Tic is searching for his father, Montrose (Michael K. Williams). He was last seen in Lovecraft Country, and yes, Virginia, this author’s works is very much a part of the story. Supposedly, the terrors he put into fiction were inspired by his random encounters when he journeyed through this area.
This former soldier meets up with family first–Uncle George (Courtney B. Vance) and childhood friend and Letitia (Jurnee Smollett)–before embarking on an adventure which shows the monsters in his favourite tales may well be for real! That’s when reality blurs. The dreams he had may well be portents of what’s to come. Vampires, ghouls, and werewolves are the least of his problems!
Because much of rural America is set in their ways, and this reality doesn’t have equal rights for Black people yet, Tic and his crew see how much of America treats people of his skin colour. They most likely don’t know enough of the Korean War and how he fought for their side. Thus they don’t know any better way to give him equality.

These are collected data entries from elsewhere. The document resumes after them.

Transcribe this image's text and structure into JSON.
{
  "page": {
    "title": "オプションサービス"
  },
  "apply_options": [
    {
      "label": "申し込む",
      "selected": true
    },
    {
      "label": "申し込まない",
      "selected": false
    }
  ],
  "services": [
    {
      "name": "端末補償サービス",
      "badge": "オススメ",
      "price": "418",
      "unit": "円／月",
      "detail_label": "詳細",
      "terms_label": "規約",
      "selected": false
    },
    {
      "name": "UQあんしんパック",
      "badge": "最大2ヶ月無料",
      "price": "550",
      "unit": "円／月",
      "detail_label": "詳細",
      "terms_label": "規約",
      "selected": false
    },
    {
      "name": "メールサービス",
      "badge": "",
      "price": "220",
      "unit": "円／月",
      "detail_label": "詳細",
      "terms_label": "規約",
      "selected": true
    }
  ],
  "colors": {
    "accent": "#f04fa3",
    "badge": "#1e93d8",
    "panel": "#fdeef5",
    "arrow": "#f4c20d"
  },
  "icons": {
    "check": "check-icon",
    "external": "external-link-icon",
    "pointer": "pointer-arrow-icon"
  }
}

Though we have only one episode to see how this series sets up the world, I’m already knee deep in feeling for this protagonist. He represents other nationalities too which have felt White America’s pinch. There’s two layers of horror that make this series a standout–the reality of the times and the nightmares he faces. When they merge, that’s when the fun begins, and the little glimpses to those creations of Lovecraft are perfectly brief.
As for where the series will go next, we just have to tune in to HBO Max, as they are releasing episodes one per week rather than giving us viewers the whole shebang. I don’t think our sanity can handle it.